A Unified Causal-Origin Taxonomy of Distributional Shifts in Reinforcement Learning

Reinforcement learning (RL) systems often degrade when operating conditions differ from those previously encountered, reflecting distributional shifts in the underlying data-generating process. Such shifts may occur between training and evaluation, as in In-Distribution (ID) and Out-of-Distribution (OOD) generalization, or within non-stationary settings where environment dynamics evolve over time. However, the formal relationship between these views remains unclear, and existing work mainly focuses on mitigation rather than the causal origin of shift within the agent-environment interaction. This work develops a unified causal-origin taxonomy that characterizes sources of distributional shift in RL and relates ID/OOD generalization to non-stationary settings. We transfer the classical dataset-shift principle from supervised learning to RL by reformulating distributional shift in terms of the generative interaction process. Using a Partially Observable Markov Decision Process (POMDP), we decompose the interaction into structural components, including the state distribution, observation process, policy, reward, and transition dynamics, together with the shifted-time boundary. The proposed taxonomy distinguishes internal, agent-driven, and external, environment-driven, distributional shifts. The shifted-time boundary perspective further characterizes explicit, implicit, and hybrid shifts. This formulation unifies ID/OOD generalization and non-stationarity as structured changes in the underlying process. We also introduce an evaluation framework for measuring shift impact and adaptation through performance degradation and recovery metrics. By grounding distributional shift in the causal-origin structure of RL, this work supports systematic analysis of robustness under distributional shift.
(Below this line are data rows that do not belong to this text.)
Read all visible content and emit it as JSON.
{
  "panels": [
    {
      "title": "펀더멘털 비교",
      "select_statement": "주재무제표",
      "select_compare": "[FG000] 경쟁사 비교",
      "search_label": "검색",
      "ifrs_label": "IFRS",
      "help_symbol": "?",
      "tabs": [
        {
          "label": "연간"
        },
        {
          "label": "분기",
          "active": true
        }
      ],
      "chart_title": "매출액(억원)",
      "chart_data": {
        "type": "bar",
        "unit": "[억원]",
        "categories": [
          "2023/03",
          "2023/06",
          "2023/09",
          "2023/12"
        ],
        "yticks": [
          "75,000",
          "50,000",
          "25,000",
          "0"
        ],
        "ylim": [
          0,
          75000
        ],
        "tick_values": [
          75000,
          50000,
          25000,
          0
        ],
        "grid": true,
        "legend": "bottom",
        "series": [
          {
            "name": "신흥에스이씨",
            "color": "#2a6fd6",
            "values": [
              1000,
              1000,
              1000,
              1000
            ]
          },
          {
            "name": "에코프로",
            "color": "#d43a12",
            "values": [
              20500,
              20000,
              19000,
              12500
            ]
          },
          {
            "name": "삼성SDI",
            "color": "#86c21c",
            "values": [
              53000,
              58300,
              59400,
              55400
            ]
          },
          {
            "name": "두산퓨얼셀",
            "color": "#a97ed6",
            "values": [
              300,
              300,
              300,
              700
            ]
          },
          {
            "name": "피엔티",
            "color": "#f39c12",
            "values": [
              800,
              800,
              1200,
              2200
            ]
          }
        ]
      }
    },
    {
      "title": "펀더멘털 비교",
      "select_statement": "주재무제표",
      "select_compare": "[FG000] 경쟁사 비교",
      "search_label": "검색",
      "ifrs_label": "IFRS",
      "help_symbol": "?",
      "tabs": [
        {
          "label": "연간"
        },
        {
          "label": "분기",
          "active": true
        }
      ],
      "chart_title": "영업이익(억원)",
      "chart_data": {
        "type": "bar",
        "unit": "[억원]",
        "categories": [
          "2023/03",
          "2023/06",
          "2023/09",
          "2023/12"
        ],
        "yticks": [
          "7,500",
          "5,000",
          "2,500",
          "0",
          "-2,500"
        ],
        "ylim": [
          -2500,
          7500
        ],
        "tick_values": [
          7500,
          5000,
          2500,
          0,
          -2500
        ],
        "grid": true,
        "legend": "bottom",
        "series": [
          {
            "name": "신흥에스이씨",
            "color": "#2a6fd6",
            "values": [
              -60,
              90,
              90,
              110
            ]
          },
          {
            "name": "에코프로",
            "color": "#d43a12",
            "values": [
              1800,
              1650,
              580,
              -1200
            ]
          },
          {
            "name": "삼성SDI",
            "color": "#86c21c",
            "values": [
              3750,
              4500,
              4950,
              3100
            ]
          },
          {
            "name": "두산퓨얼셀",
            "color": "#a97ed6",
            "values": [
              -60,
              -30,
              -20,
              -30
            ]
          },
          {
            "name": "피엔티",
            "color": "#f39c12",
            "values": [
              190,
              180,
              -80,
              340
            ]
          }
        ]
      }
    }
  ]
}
翻译：强化学习（RL）系统在运行条件与先前经验不同时常出现性能退化，这反映了底层数据生成过程中的分布偏移。此类偏移可能发生在训练与评估之间（如分布内（ID）与分布外（OOD）泛化），也可能出现在环境动态随时间演化的非平稳场景中。然而，这两种视角间的形式化关系尚不明确，现有工作主要聚焦于缓解策略而非智能体-环境交互中偏移的因果本源。本文发展了一种统一的因果本源分类法，系统表征RL中分布偏移的来源，并建立ID/OOD泛化与非平稳场景的关联。通过将分布偏移重新表述为生成性交互过程，我们将经典监督学习中的数据集偏移原则迁移至RL领域。基于部分可观测马尔可夫决策过程（POMDP），我们将交互过程分解为状态分布、观测过程、策略、奖励及转移动态等结构组件，并引入偏移时间边界概念。所提分类法区分了内部（智能体驱动）与外部（环境驱动）两类分布偏移。基于偏移时间边界视角，进一步刻画了显式、隐式与混合三类偏移。该形式化框架将ID/OOD泛化与非平稳性统一为底层过程的结构化变化。我们还提出了一个评估框架，通过性能退化与恢复指标量化偏移影响及自适应能力。通过将分布偏移锚定于RL的因果本源结构，本文支持对分布偏移下鲁棒性的系统化分析。